Untuk membantu perbaikan kesejahtraan guru honorer, tekanan kepada pemerintah dan legislatif juga penting datang dari organisasi profesi. Wadah seperti PGRI, IGI, FSGI yang selama ini kerap melakukan advokasi di tingkat pusat, justru tidak menguat di daerah-daerah. Para guru honorer di daerah akhirnya hanya pasrah, tak tahu kepada siapa mereka mengadu. Butuh gerakan masif di daerah, dimana semua guru honorer bersatu, menghimpun diri secara kelembagaan untuk aksi advokasi ke pemerintah. 

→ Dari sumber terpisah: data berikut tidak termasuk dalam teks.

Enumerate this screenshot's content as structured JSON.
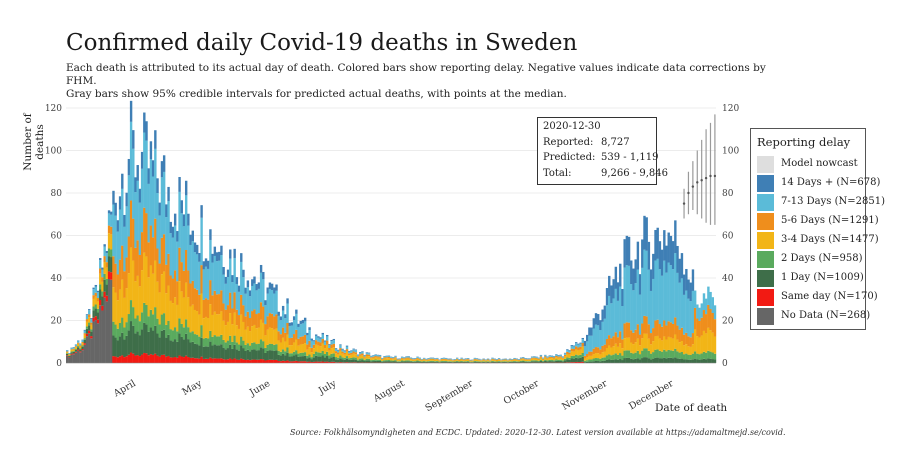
{
  "title": "Confirmed daily Covid-19 deaths in Sweden",
  "subtitle_line1": "Each death is attributed to its actual day of death. Colored bars show reporting delay. Negative values indicate data corrections by FHM.",
  "subtitle_line2": "Gray bars show 95% credible intervals for predicted actual deaths, with points at the median.",
  "source": "Source: Folkhälsomyndigheten and ECDC. Updated: 2020-12-30. Latest version available at https://adamaltmejd.se/covid.",
  "info": {
    "date": "2020-12-30",
    "reported_label": "Reported:",
    "reported_value": "8,727",
    "predicted_label": "Predicted:",
    "predicted_value": "539 - 1,119",
    "total_label": "Total:",
    "total_value": "9,266 - 9,846"
  },
  "legend": {
    "title": "Reporting delay",
    "items": [
      {
        "label": "Model nowcast",
        "color": "#dedede"
      },
      {
        "label": "14 Days + (N=678)",
        "color": "#3f7fb5"
      },
      {
        "label": "7-13 Days (N=2851)",
        "color": "#5bbbd8"
      },
      {
        "label": "5-6 Days (N=1291)",
        "color": "#ef8e1c"
      },
      {
        "label": "3-4 Days (N=1477)",
        "color": "#f2b517"
      },
      {
        "label": "2 Days (N=958)",
        "color": "#5aaa5e"
      },
      {
        "label": "1 Day (N=1009)",
        "color": "#3e6e49"
      },
      {
        "label": "Same day (N=170)",
        "color": "#f21a13"
      },
      {
        "label": "No Data (N=268)",
        "color": "#666666"
      }
    ]
  },
  "chart_data": {
    "type": "bar",
    "stacked": true,
    "title": "Confirmed daily Covid-19 deaths in Sweden",
    "xlabel": "Date of death",
    "ylabel": "Number of deaths",
    "ylim": [
      0,
      120
    ],
    "yticks": [
      0,
      20,
      40,
      60,
      80,
      100,
      120
    ],
    "x_range": [
      "2020-03-11",
      "2020-12-30"
    ],
    "month_ticks": [
      "April",
      "May",
      "June",
      "July",
      "August",
      "September",
      "October",
      "November",
      "December"
    ],
    "series_order": [
      "No Data",
      "Same day",
      "1 Day",
      "2 Days",
      "3-4 Days",
      "5-6 Days",
      "7-13 Days",
      "14 Days +"
    ],
    "series_colors": {
      "No Data": "#666666",
      "Same day": "#f21a13",
      "1 Day": "#3e6e49",
      "2 Days": "#5aaa5e",
      "3-4 Days": "#f2b517",
      "5-6 Days": "#ef8e1c",
      "7-13 Days": "#5bbbd8",
      "14 Days +": "#3f7fb5"
    },
    "approx_daily_totals_weekly": [
      {
        "week_start": "2020-03-11",
        "total": 5
      },
      {
        "week_start": "2020-03-18",
        "total": 12
      },
      {
        "week_start": "2020-03-25",
        "total": 35
      },
      {
        "week_start": "2020-04-01",
        "total": 75
      },
      {
        "week_start": "2020-04-08",
        "total": 100
      },
      {
        "week_start": "2020-04-15",
        "total": 95
      },
      {
        "week_start": "2020-04-22",
        "total": 88
      },
      {
        "week_start": "2020-04-29",
        "total": 78
      },
      {
        "week_start": "2020-05-06",
        "total": 70
      },
      {
        "week_start": "2020-05-13",
        "total": 62
      },
      {
        "week_start": "2020-05-20",
        "total": 55
      },
      {
        "week_start": "2020-05-27",
        "total": 48
      },
      {
        "week_start": "2020-06-03",
        "total": 42
      },
      {
        "week_start": "2020-06-10",
        "total": 35
      },
      {
        "week_start": "2020-06-17",
        "total": 27
      },
      {
        "week_start": "2020-06-24",
        "total": 20
      },
      {
        "week_start": "2020-07-01",
        "total": 14
      },
      {
        "week_start": "2020-07-08",
        "total": 10
      },
      {
        "week_start": "2020-07-15",
        "total": 7
      },
      {
        "week_start": "2020-07-22",
        "total": 5
      },
      {
        "week_start": "2020-08-01",
        "total": 3
      },
      {
        "week_start": "2020-09-01",
        "total": 2
      },
      {
        "week_start": "2020-10-01",
        "total": 2
      },
      {
        "week_start": "2020-10-22",
        "total": 4
      },
      {
        "week_start": "2020-11-01",
        "total": 12
      },
      {
        "week_start": "2020-11-08",
        "total": 25
      },
      {
        "week_start": "2020-11-15",
        "total": 40
      },
      {
        "week_start": "2020-11-22",
        "total": 52
      },
      {
        "week_start": "2020-12-01",
        "total": 58
      },
      {
        "week_start": "2020-12-08",
        "total": 62
      },
      {
        "week_start": "2020-12-15",
        "total": 55
      },
      {
        "week_start": "2020-12-22",
        "total": 30
      }
    ],
    "nowcast_intervals": [
      {
        "date": "2020-12-16",
        "low": 68,
        "median": 75,
        "high": 82
      },
      {
        "date": "2020-12-18",
        "low": 70,
        "median": 80,
        "high": 90
      },
      {
        "date": "2020-12-20",
        "low": 72,
        "median": 83,
        "high": 95
      },
      {
        "date": "2020-12-22",
        "low": 70,
        "median": 85,
        "high": 100
      },
      {
        "date": "2020-12-24",
        "low": 68,
        "median": 86,
        "high": 105
      },
      {
        "date": "2020-12-26",
        "low": 66,
        "median": 87,
        "high": 110
      },
      {
        "date": "2020-12-28",
        "low": 65,
        "median": 88,
        "high": 113
      },
      {
        "date": "2020-12-30",
        "low": 65,
        "median": 88,
        "high": 117
      }
    ]
  }
}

  Selebihnya, kembali pada kebijakan pemerintah dan keputusan politik para wakil rakyat di DPR. Skema K1 ,K2 dan rekrutmen umum ASN terbukti bukanlah solusi mengurangi jumlah tenaga guru honorer di Indonesia.  Rasanya kita butuh lembaga khusus yang bekerja mengurus tata kelola guru baik ASN maupun honorer secara nasional, tidak cukup dengan misalnya unit seperti Direktorat Guru dan Tenaga Kependidikan di Kemendikbud. Lembaga itu akan bekerja dengan baseline data yang akurat, untuk merumuskan kebijakan, mengontrol kualitas dan memastikan keseimbangan hak dan kewajiban guru di Indonesia.  Dari lembaga ini pula mungkin kita bisa berharap, lahirnya regulasi di mana sistem pendidikan Indonesia tak lagi mengenal guru dengan status honorer, selain ASN atau PPPK. 

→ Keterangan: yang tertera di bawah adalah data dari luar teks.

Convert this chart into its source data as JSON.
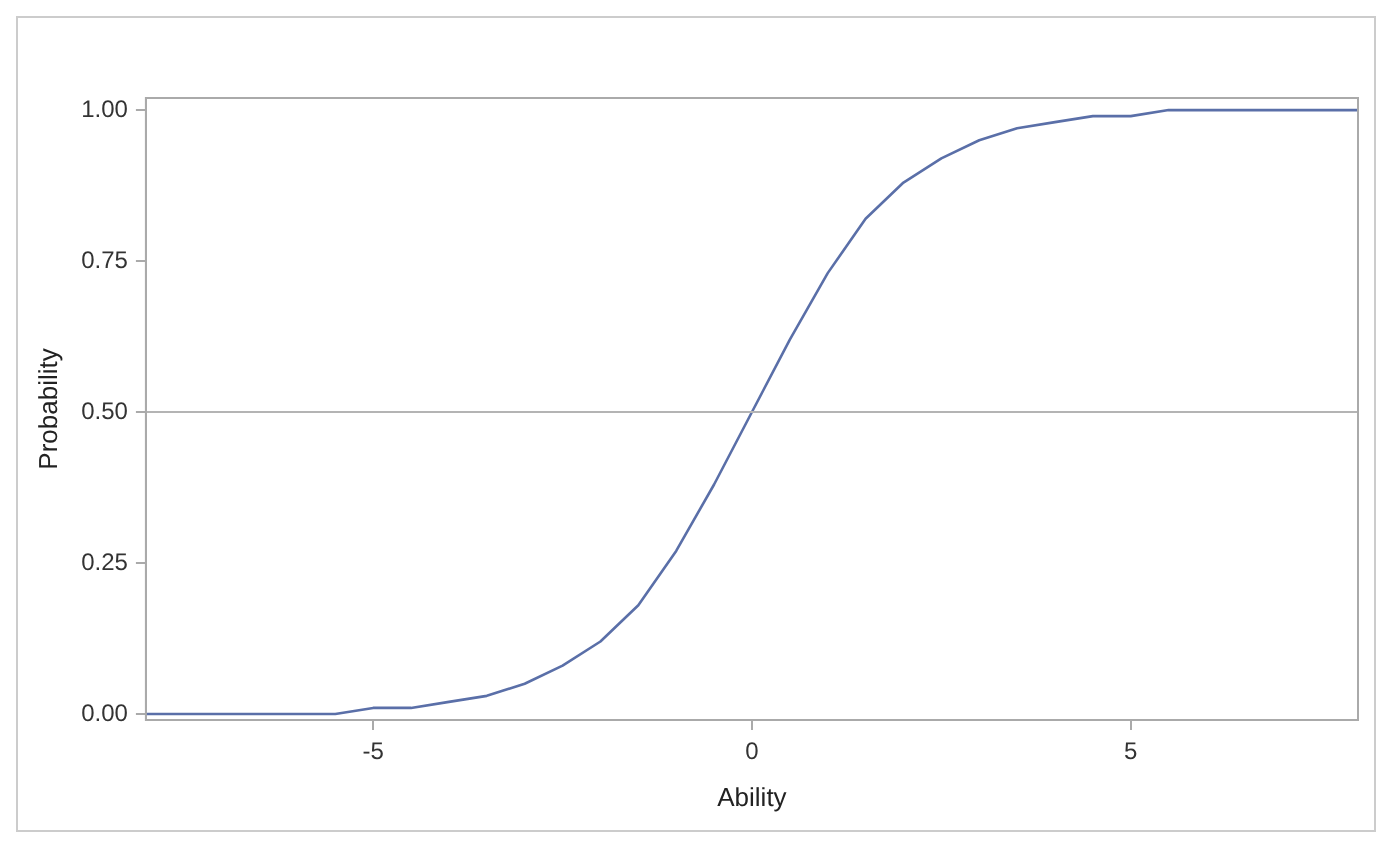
{
  "chart_data": {
    "type": "line",
    "xlabel": "Ability",
    "ylabel": "Probability",
    "x": [
      -8,
      -7.5,
      -7,
      -6.5,
      -6,
      -5.5,
      -5,
      -4.5,
      -4,
      -3.5,
      -3,
      -2.5,
      -2,
      -1.5,
      -1,
      -0.5,
      0,
      0.5,
      1,
      1.5,
      2,
      2.5,
      3,
      3.5,
      4,
      4.5,
      5,
      5.5,
      6,
      6.5,
      7,
      7.5,
      8
    ],
    "series": [
      {
        "color": "#5a6fa8",
        "values": [
          0,
          0,
          0,
          0,
          0,
          0,
          0.01,
          0.01,
          0.02,
          0.03,
          0.05,
          0.08,
          0.12,
          0.18,
          0.27,
          0.38,
          0.5,
          0.62,
          0.73,
          0.82,
          0.88,
          0.92,
          0.95,
          0.97,
          0.98,
          0.99,
          0.99,
          1,
          1,
          1,
          1,
          1,
          1
        ]
      }
    ],
    "xlim": [
      -8,
      8
    ],
    "xticks": [
      -5,
      0,
      5
    ],
    "ylim": [
      -0.01,
      1.02
    ],
    "yticks": [
      {
        "value": 0,
        "label": "0.00"
      },
      {
        "value": 0.25,
        "label": "0.25"
      },
      {
        "value": 0.5,
        "label": "0.50"
      },
      {
        "value": 0.75,
        "label": "0.75"
      },
      {
        "value": 1,
        "label": "1.00"
      }
    ],
    "ref_lines": [
      {
        "axis": "y",
        "value": 0.5,
        "color": "#b4b4b4"
      }
    ],
    "grid": false,
    "legend": false,
    "marker": "none",
    "line_style": "solid"
  }
}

Selain itu, dibutuhkan sinkroniasi kebijakan antara pemerintah pusat dan pemerintah provinsi dan kabupaten/kota. Misalnya, setelah ada larangan merekrut guru honorer oleh pemerintah pusat, maka para kepala daerah melalui kepala dinas pendidikan harusnya tidak menerbitkan ijin operasional sekolah baru, yang membuka peluang  penerimaan guru honorer baru. Semangat otonomi daerah tidak boleh menjadi justifikasi lahirnya overlapping kebijakan antara pemerintah daerah dan pusat.

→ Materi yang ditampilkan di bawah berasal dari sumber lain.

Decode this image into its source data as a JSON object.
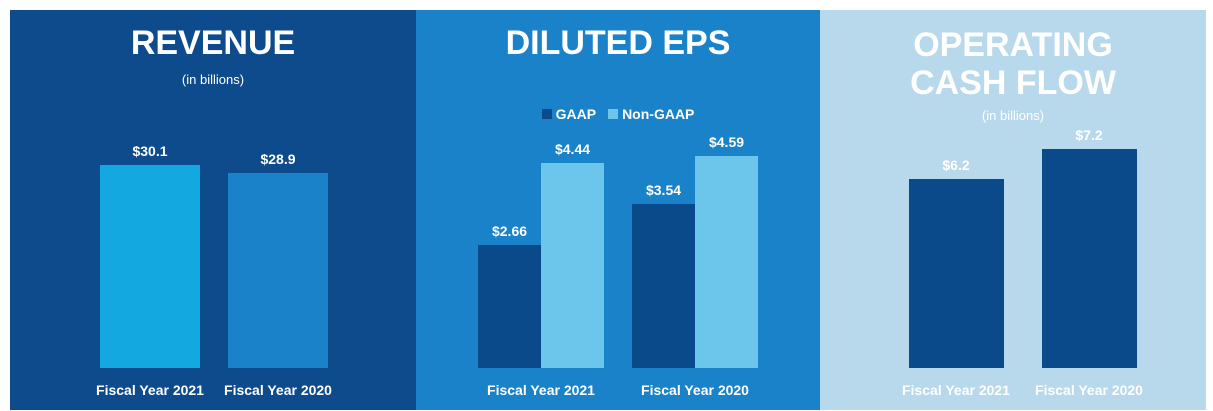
{
  "chart_data": [
    {
      "type": "bar",
      "title": "REVENUE",
      "subtitle": "(in billions)",
      "categories": [
        "Fiscal Year 2021",
        "Fiscal Year 2020"
      ],
      "values": [
        30.1,
        28.9
      ],
      "value_labels": [
        "$30.1",
        "$28.9"
      ],
      "colors": [
        "#14a8e0",
        "#1a82c8"
      ]
    },
    {
      "type": "grouped_bar",
      "title": "DILUTED EPS",
      "categories": [
        "Fiscal Year 2021",
        "Fiscal Year 2020"
      ],
      "series": [
        {
          "name": "GAAP",
          "color": "#0b4a8a",
          "values": [
            2.66,
            3.54
          ],
          "value_labels": [
            "$2.66",
            "$3.54"
          ]
        },
        {
          "name": "Non-GAAP",
          "color": "#6cc5ea",
          "values": [
            4.44,
            4.59
          ],
          "value_labels": [
            "$4.44",
            "$4.59"
          ]
        }
      ]
    },
    {
      "type": "bar",
      "title": "OPERATING CASH FLOW",
      "subtitle": "(in billions)",
      "categories": [
        "Fiscal Year 2021",
        "Fiscal Year 2020"
      ],
      "values": [
        6.2,
        7.2
      ],
      "value_labels": [
        "$6.2",
        "$7.2"
      ],
      "colors": [
        "#0b4a8a",
        "#0b4a8a"
      ]
    }
  ]
}
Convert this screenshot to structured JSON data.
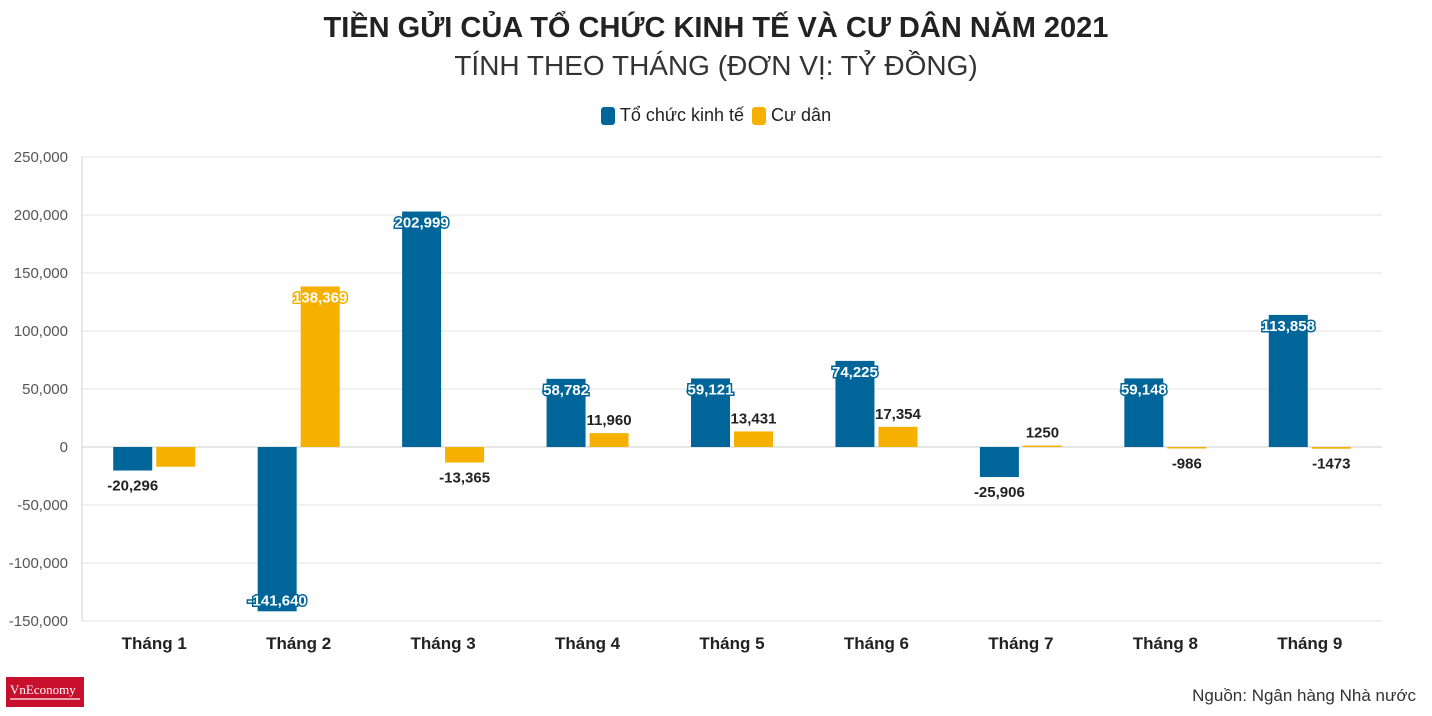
{
  "chart_data": {
    "type": "bar",
    "title": "TIỀN GỬI CỦA TỔ CHỨC KINH TẾ VÀ CƯ DÂN NĂM 2021",
    "subtitle": "TÍNH THEO THÁNG (ĐƠN VỊ: TỶ ĐỒNG)",
    "categories": [
      "Tháng 1",
      "Tháng 2",
      "Tháng 3",
      "Tháng 4",
      "Tháng 5",
      "Tháng 6",
      "Tháng 7",
      "Tháng 8",
      "Tháng 9"
    ],
    "series": [
      {
        "name": "Tổ chức kinh tế",
        "color": "#006699",
        "values": [
          -20296,
          -141640,
          202999,
          58782,
          59121,
          74225,
          -25906,
          59148,
          113858
        ],
        "labels": [
          "-20,296",
          "-141,640",
          "202,999",
          "58,782",
          "59,121",
          "74,225",
          "-25,906",
          "59,148",
          "113,858"
        ]
      },
      {
        "name": "Cư dân",
        "color": "#f5b000",
        "values": [
          -17000,
          138369,
          -13365,
          11960,
          13431,
          17354,
          1250,
          -986,
          -1473
        ],
        "labels": [
          "",
          "138,369",
          "-13,365",
          "11,960",
          "13,431",
          "17,354",
          "1250",
          "-986",
          "-1473"
        ]
      }
    ],
    "ylim": [
      -150000,
      250000
    ],
    "yticks": [
      250000,
      200000,
      150000,
      100000,
      50000,
      0,
      -50000,
      -100000,
      -150000
    ],
    "ytick_labels": [
      "250,000",
      "200,000",
      "150,000",
      "100,000",
      "50,000",
      "0",
      "-50,000",
      "-100,000",
      "-150,000"
    ],
    "grid": true,
    "legend": "top-center"
  },
  "source": "Nguồn: Ngân hàng Nhà nước",
  "logo": "VnEconomy"
}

Mesti diingat, angka investasi negara dibidang pendidikan sangat fantastis. Dalam dua tahun terakhir, anggaran pendidikan di APBN terus meningkat. Porsi anggaran pendidikan dalam APBN 2018 sebesar Rp.444,131 triliun. Angka ini bertambah menjadi Rp.492,555 triliun atau naik Rp.48,4 triliun pada 2019. Plafond anggaran untuk pendidikan naik lagi pada 2020 menjadi Rp.508 triliun. Di kawasan Asia Tenggara, Indonesia menjadi negara dengan anggaran pendidikan terbesar kedua setelah Malaysia. Sayangnya, indeks SDM Indonesia justru berada di bawah Singapura, Malaysia, Thailand dan Vietnam. Itu artinya investasi pemerintah melalui pendidikan belum memberi dampak pada peningkatan kualitas pendidikan secara nasional. 

Jangan lupa, kualitas guru merupakan salah satu faktor penentu kualitas pendidikan kita.  Memacu peningkatan kualitas pendidikan dengan tata kelola guru yang setengah hati, berapapun nilai investasi anggarannya, itu sulit. Hasilnya, keberadaan guru honorer di Indonesia tetap akan menjadi tragedi pendidikan yang tak berkesudahan. 

Ini menjadi ironi, bahwa pada periode keduanya, fokus Presiden Jokowi justru menyasar pembangunan sumber daya manusia. Empat program prioritas Kemendikbud ditangan Menteri Nadiem Makarim dalam Rencana Pembangunan Jangka Menengah Nasional (RPJMN) 2020-2024 pun tidak menyediakan solusi masalah guru honorer. Itu artinya, keberadaan tenaga guru honorer tampakanya masih tetap dan akan mewarnai sistem pendidikan Indonesia dalam jangka waktu yang tak tentu. Ini menyedihkan.